Foursquare’s Prediction About Chipotle’s Sales Drop Is Right On the Money (The Next Web)
Foursquare predicted that Chipotle would wrap up Q1 with same-store sales down by roughly 30 percent year-over-year. Now, Chipotle has announced its earnings, and as it turns out, Foursquare’s guess was on target – the chain saw a 30 percent drop in sales, marking its first-ever quarterly loss in history.

Twitter CFO Hints That He’s Itching to Spend Company’s $3.5B on ‘Game-Changing’ Acquisitions (Business Insider)
Twitter’s plummeting stock price has led to chatter about it being a buyout target. But with $3.5 billion in cash on its balance sheet, Twitter views itself as a buyer of other tech companies. Of particular interest is ad-tech: “At the end of the day, our goal is to be a one-stop shop for advertising,” said CFO Anthony Noto.

Catch a Ride Without Uber? Book a Room Without Airbnb? That’s Fermat’s Vision (Forbes)

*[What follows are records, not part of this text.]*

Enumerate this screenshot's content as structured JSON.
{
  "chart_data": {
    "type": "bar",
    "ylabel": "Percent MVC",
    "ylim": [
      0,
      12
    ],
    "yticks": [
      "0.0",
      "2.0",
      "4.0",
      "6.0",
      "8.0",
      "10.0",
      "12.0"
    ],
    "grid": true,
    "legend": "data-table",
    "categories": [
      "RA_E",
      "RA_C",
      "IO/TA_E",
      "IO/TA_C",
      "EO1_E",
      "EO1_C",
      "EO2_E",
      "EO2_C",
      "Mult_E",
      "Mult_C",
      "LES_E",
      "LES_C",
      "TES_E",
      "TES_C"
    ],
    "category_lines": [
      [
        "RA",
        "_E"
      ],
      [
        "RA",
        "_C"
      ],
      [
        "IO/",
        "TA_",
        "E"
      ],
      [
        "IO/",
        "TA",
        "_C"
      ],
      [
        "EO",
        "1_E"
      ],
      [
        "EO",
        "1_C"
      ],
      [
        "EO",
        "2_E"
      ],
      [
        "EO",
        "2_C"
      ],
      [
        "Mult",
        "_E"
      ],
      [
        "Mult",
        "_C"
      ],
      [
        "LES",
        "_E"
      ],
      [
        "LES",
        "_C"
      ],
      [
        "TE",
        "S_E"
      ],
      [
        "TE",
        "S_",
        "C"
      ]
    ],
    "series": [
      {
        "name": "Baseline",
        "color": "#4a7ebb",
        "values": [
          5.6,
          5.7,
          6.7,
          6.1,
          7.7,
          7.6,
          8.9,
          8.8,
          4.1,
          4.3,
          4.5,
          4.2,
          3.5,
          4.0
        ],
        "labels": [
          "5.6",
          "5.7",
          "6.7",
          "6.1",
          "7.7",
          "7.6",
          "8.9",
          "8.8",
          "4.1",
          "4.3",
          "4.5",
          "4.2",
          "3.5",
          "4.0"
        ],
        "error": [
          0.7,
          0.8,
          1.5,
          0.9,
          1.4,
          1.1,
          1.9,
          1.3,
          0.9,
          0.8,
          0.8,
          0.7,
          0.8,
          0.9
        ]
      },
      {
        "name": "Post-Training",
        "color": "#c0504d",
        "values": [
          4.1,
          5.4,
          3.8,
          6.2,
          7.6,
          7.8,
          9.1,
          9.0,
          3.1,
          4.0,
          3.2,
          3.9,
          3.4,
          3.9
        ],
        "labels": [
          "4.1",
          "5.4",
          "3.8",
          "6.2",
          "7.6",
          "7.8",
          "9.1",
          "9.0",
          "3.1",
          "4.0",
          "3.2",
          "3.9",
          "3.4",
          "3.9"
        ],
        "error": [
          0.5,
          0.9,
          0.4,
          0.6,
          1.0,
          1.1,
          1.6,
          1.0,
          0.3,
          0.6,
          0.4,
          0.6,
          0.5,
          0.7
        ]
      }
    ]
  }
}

The sharing economy could become so peer-to-peer that drivers and riders or hosts and guests connect to each other directly through their smartphones and ditch those companies as middlemen. Or so goes the vision of Luis Fernando Molina, the founder of Fermat, a platform that enables “decentralized applications” to connect users directly without the need for an intermediary.